Confession: I felt relief this week at the president’s nomination of Neil Gorsuch to the U.S. Supreme Court.

This isn’t because I agree with Gorsuch on many — perhaps any — hot-button issues: reproductive rights, environmental regulation, health care and other topics of ideological warfare in our bifurcated society. A widely circulated SCOTUS graphic that places Gorsuch’s patrician head a little ways right of that of the late Antonin Scalia, whom he proposes to replace, makes that plain.

But I was deeply relieved to note that Gorsuch, an able and experienced jurist, is clearly qualified to function normally as a member of the court. He possesses the mental equipment necessary to serve as a justice, even if his presence tilts the panel further to the right.

This is no small deal, taking into account some of the actions that have emerged from the hyperactive mouth, pen and Twitter account our new president during his first two weeks (two weeks!) in office.
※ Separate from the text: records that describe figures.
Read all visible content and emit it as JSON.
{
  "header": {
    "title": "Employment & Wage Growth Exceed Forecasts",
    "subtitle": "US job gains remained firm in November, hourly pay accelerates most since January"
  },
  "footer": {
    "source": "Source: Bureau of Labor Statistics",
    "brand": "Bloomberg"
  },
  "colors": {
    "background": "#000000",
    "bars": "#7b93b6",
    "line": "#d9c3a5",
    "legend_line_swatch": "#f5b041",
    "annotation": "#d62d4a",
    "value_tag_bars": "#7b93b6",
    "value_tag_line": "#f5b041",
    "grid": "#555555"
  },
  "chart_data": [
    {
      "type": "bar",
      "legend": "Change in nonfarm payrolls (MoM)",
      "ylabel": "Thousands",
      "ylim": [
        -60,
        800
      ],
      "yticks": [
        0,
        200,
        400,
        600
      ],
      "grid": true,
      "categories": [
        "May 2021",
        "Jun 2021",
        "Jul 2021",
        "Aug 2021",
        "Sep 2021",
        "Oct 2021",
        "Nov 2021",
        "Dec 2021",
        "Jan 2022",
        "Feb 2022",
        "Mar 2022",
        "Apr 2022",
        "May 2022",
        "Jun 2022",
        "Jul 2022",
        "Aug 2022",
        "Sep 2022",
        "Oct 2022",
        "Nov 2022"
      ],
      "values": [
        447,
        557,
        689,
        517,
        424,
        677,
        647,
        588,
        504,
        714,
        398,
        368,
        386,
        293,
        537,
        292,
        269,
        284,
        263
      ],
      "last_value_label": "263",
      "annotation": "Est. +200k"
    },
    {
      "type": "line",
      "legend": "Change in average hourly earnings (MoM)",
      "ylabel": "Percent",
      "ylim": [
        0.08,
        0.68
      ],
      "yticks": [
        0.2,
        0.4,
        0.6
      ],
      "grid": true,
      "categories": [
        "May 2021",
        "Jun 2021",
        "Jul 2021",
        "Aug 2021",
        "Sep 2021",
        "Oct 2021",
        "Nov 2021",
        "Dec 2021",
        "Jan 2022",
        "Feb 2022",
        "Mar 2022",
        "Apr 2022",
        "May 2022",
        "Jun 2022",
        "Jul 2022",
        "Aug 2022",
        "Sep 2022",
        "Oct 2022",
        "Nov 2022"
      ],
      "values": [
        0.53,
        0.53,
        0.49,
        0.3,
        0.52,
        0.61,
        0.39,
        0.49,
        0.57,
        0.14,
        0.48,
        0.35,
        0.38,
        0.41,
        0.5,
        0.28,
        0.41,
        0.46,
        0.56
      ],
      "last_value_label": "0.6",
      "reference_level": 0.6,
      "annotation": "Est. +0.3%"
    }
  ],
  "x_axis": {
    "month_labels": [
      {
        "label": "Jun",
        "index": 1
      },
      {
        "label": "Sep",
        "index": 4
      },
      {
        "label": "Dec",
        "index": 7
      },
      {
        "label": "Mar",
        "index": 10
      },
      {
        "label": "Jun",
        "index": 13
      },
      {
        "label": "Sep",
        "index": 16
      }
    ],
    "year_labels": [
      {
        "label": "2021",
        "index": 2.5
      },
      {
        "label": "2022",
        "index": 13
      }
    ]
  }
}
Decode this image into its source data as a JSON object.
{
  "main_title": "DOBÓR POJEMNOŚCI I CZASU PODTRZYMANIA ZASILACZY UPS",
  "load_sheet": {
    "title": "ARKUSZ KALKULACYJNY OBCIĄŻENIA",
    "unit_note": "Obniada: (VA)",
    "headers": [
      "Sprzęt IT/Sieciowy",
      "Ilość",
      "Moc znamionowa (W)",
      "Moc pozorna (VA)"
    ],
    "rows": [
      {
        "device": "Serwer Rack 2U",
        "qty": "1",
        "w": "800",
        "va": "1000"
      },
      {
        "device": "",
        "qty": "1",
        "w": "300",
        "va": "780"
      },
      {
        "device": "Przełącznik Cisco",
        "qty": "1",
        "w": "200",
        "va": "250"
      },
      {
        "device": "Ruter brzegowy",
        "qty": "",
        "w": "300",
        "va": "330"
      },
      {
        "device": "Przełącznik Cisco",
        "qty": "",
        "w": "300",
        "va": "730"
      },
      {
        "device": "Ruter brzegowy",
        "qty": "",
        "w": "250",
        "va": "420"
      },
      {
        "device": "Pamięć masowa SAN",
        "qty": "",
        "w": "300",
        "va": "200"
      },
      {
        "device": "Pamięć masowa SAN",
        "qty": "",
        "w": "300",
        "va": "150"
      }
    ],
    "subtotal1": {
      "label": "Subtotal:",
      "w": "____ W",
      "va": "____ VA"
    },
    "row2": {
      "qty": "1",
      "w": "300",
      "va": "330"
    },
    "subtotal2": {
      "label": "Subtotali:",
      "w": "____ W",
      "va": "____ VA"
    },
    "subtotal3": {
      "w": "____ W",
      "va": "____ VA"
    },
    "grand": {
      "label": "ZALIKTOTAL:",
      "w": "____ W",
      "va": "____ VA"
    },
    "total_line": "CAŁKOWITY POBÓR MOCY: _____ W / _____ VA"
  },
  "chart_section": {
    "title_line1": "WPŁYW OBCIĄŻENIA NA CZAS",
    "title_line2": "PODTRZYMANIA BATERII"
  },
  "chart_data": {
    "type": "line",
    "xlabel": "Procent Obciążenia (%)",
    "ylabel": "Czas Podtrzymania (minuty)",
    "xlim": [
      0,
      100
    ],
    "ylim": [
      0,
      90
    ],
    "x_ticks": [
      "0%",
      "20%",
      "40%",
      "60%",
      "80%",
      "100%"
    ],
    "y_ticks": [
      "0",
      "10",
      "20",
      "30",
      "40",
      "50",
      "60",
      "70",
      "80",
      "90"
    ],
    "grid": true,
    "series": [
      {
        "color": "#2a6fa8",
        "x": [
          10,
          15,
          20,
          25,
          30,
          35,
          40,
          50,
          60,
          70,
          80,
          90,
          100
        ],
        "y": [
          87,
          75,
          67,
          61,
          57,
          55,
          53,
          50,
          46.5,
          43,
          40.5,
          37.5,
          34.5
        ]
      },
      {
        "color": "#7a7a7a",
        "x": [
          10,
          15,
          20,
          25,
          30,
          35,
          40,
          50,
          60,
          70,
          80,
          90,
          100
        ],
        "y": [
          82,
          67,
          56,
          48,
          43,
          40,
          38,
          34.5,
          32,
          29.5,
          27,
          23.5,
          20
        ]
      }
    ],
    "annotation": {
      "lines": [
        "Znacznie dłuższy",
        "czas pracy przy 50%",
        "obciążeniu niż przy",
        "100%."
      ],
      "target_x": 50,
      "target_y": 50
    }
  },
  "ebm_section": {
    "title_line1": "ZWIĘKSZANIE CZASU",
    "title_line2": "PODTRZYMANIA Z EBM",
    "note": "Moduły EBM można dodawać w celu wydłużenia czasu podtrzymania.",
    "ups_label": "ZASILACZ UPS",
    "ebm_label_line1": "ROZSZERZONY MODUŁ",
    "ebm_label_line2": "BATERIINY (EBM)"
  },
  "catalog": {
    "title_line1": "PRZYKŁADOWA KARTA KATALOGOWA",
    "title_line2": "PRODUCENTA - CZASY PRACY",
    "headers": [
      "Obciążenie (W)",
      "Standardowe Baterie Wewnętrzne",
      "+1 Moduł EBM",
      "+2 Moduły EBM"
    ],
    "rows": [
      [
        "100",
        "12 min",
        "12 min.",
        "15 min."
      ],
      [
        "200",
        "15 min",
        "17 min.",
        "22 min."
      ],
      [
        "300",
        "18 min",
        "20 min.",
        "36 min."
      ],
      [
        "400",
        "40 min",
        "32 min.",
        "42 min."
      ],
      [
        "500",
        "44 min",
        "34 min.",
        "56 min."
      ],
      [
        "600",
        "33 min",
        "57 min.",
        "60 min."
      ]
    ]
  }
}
Considering that the nominee could have been a moose, a cabbage or a bowl of screws, defended by a chorus of straight-faced White House grandees as an “alternative person,” Gorsuch represents an unprecedented high point in executive wisdom from the current administration.

So I inclined, albeit reluctantly, toward what I informally call the “Katyal position,” which articulates this perspective. Neal Katyal, a Georgetown law professor and former acting solicitor general, argued in an op-ed piece published Wednesday by the New York Times that if confirmed, “Gorsuch would help to restore confidence in the rule of law.”

The person making this observation isn’t just some guy, some talking-head hack from a previous administration: Katyal has progressive bona fides: He has argued for Guantanamo detainees, for the Affordable Care Act; he served as co-counsel for Al Gore in Gore vs. Bush in 2000.

He was the first Justice Department official to admit publicly that the agency committed an ethical lapse when it argued in favor of interning Japanese-American citizens during World War II. Perhaps not incidentally, he is also the son of Indian immigrants (the point is taken, though, that some progressives are questioning Katyal for his failure to mention in the op-ed that he now represents corporate clients who could have cases decided by the high court).

But his message is pretty straightforward: Gorsuch is a deeply conservative pick, but not a crazy one. It’s not quite like — oh, I don’t know — putting a rich and clueless shill for private schools in charge of public education, or installing a scorched-earth chaos-spinning nationalist warlock as the top adviser in the executive office.

Yes, it is hard to sit down and patiently examine this argument amid the chaos and hypocrisy this confirmation process brings up. Senate Republicans, as every schoolchild knows, resorted to unprecedented obstructionism last year in flatly refusing to consider Obama nominee Merrick B. Garland for the court vacancy.

Why? Because they could. Garland, a revered jurist who was viewed as a supremely qualified moderate — Katyal calls him “perhaps the most qualified nominee ever for the high court” — was the nominee of an incumbent Democratic president. Republican lawmakers were determined to trample tradition in the interests of ideology.

There’s no fig leaf for such naked placement of political self-interest above national welfare. Legislators didn’t even bother to pretend there was.

So now Senate Democrats have a choice: Go along, or get even? The D’s don’t have an awful lot of heft these days, but they have the numbers to delay or even derail this nomination. If Democrats act uniformly to poke a stick in the eye of the Republican leadership, isn’t it a classic case of payback?

It certainly is. You need not be nuanced reader of political fallout to note that Republicans have paid pretty much zero price for consigning the Merrick nomination to perpetual limbo. They have it coming, whispers an angry, vengeful little demon perching on my shoulder. Let them have a bitter jolt of their own noxious medicine.

That’s the other argument, the “no quarter” combat cry, in a Kevlar nutshell: Fight and protest, protest and fight. Anything less means cratering to crazy, giving in before misrule and blunt bullying force. It’s tempting.

Yet Katyal persuaded me — just barely — with this:

“I, for one, wish it were a Democrat choosing the next justice,” he wrote. “But since that is not to be, one basic criterion should be paramount: Is the nominee someone who will stand up for the rule of law and say no to a president or Congress that strays beyond the Constitution and laws?”

Gorsuch, Katyal says, has proved himself committed to judicial independence and has pointedly written that judges must be above the policy whims of political administrations.

Right now, nothing could be more important. Nothing.

Yes, there is a lot at stake. And yes, the views Gorsuch has expressed have not been a lot of people’s political cup-o’-tea. Senate Democrats should question him closely and thoroughly about those views.

But I hope they’ll also keep in mind that right now, an unyielding commitment to judicial independence — and against executive interference — may turn out to be the most important qualification a SCOTUS nominee can have.